There is no risk of malaria in this country.
Animals and Illness
Travellers are cautioned to avoid contact with animals, including dogs, monkeys, snakes, rodents, and bats. Certain infections found in some areas in South America, like rabies, can be shared between humans and animals.
Crowded conditions can increase your risk of certain illnesses. Remember to wash your hands often and practice proper cough and sneeze etiquette to avoid colds, the flu and other illnesses.
Sexually transmitted infections (STIs) and HIV are spread through blood and bodily fluids; practise safer sex.
Medical services and facilities
Three private hospitals in Montevideo offer 24-hour emergency services:
- British Hospital
- Sanatorio Americano
- Hospital de Clínicas
The hospitals accept tourists without insurance coverage. Fees must be paid in cash or by credit card before leaving the hospital.
Make sure you get travel insurance that includes coverage for medical evacuation and hospital stays.
Travel health and safety
Keep in Mind...
The decision to travel is the sole responsibility of the traveller. The traveller is also responsible for his or her own personal safety.
Be prepared. Do not expect medical services to be the same as in Canada. Pack a travel health kit, especially if you will be travelling away from major city centres.
Laws and culture
You must abide by local laws.
Learn about what you should do and how we can help if you are arrested or detained abroad.
It is illegal for tourists and other visitors to buy marijuana. Only Uruguayan citizens and permanent residents can register to purchase marijuana.

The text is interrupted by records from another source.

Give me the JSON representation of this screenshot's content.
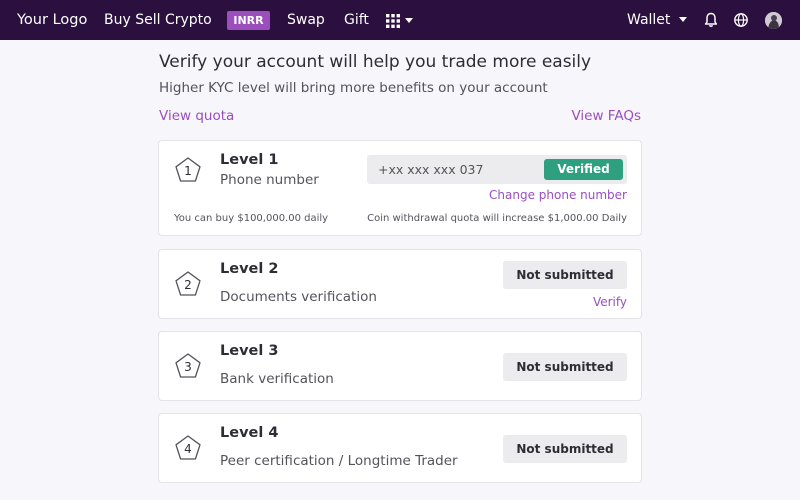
{
  "navbar": {
    "logo": "Your Logo",
    "buy_sell": "Buy Sell Crypto",
    "currency_badge": "INRR",
    "swap": "Swap",
    "gift": "Gift",
    "wallet": "Wallet",
    "icons": [
      "apps-grid-icon",
      "chevron-down-icon",
      "bell-icon",
      "globe-icon",
      "avatar"
    ]
  },
  "header": {
    "title": "Verify your account will help you trade more easily",
    "subtitle": "Higher KYC level will bring more benefits on your account",
    "view_quota": "View quota",
    "view_faqs": "View FAQs"
  },
  "levels": [
    {
      "number": "1",
      "title": "Level 1",
      "description": "Phone number",
      "phone_value": "+xx xxx xxx 037",
      "status": "Verified",
      "action": "Change phone number",
      "buy_quota": "You can buy $100,000.00 daily",
      "withdraw_quota": "Coin withdrawal quota will increase $1,000.00 Daily"
    },
    {
      "number": "2",
      "title": "Level 2",
      "description": "Documents verification",
      "status": "Not submitted",
      "action": "Verify"
    },
    {
      "number": "3",
      "title": "Level 3",
      "description": "Bank verification",
      "status": "Not submitted"
    },
    {
      "number": "4",
      "title": "Level 4",
      "description": "Peer certification / Longtime Trader",
      "status": "Not submitted"
    }
  ],
  "colors": {
    "navbar_bg": "#2b0f3e",
    "accent": "#9a4fbd",
    "verified": "#2e9f7f",
    "page_bg": "#f7f6fa"
  }
}
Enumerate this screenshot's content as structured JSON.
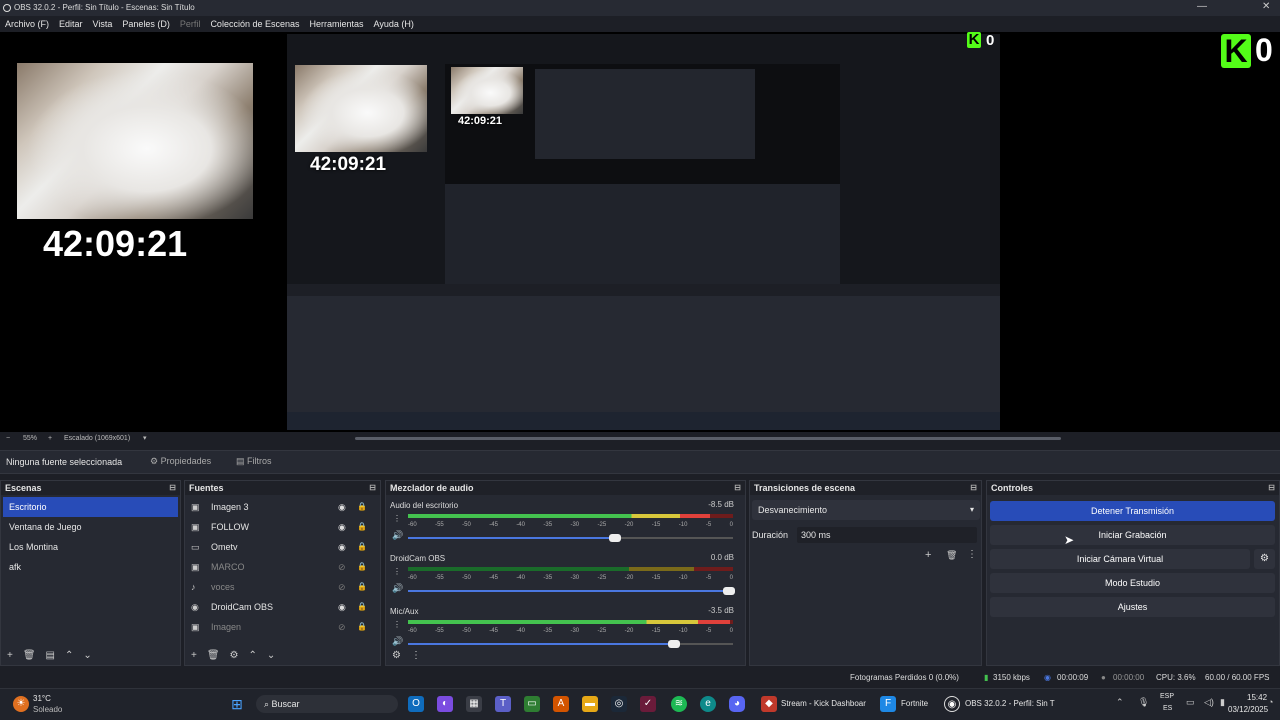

Penalties for possession, use or trafficking of illegal drugs are severe. Convicted offenders can expect jail sentences and heavy fines.
Imports and exports
Customs authorities may strictly enforce regulations concerning the import or export of items such as:
- precious jewels
- business equipment
There is zero tolerance for driving under the influence of alcohol.
The use of cellular phones while driving is prohibited.
You should carry an international driving permit.
More about the International Driving Permit
Dual citizenship is legally recognized in Uruguay.
If you are a Canadian citizen, but also a citizen of Uruguay, our ability to offer you consular services may be limited while you're there. You may also be subject to different entry/exit requirements.
General information for travellers with dual citizenship
The currency is the Uruguayan peso (UYU).
Major hotels and restaurants accept credit cards.
Natural disasters and climate
Droughts, floods and very strong storms with high winds occur year round.
Keep informed of regional weather forecasts and plan accordingly.
In case of emergency, dial:
- police: 911
- medical assistance: 105
- firefighters: 104
To reduce the spread of COVID-19, the Embassy of Canada to Uruguay, in Montevideo, is limiting in-person services. If you need consular assistance, contact the Embassy by email or telephone.
Montevideo - Embassy of Canada
For emergency consular assistance, call the Embassy of Canada to Uruguay in Montevideo and follow the instructions. At any time, you may also contact the Emergency Watch and Response Centre in Ottawa.
You may make a collect call to the Emergency Watch and Response Centre in Ottawa at 613-996-8885.
The decision to travel is your choice and you are responsible for your personal safety abroad. The Government of Canada takes the safety and security of Canadians abroad very seriously and provides credible and timely information in its Travel Advice to enable you to make well-informed decisions regarding your travel abroad. In the event of a large-scale emergency, every effort will be made to provide assistance. However, there may be constraints that will limit the ability of the Government of Canada to provide services.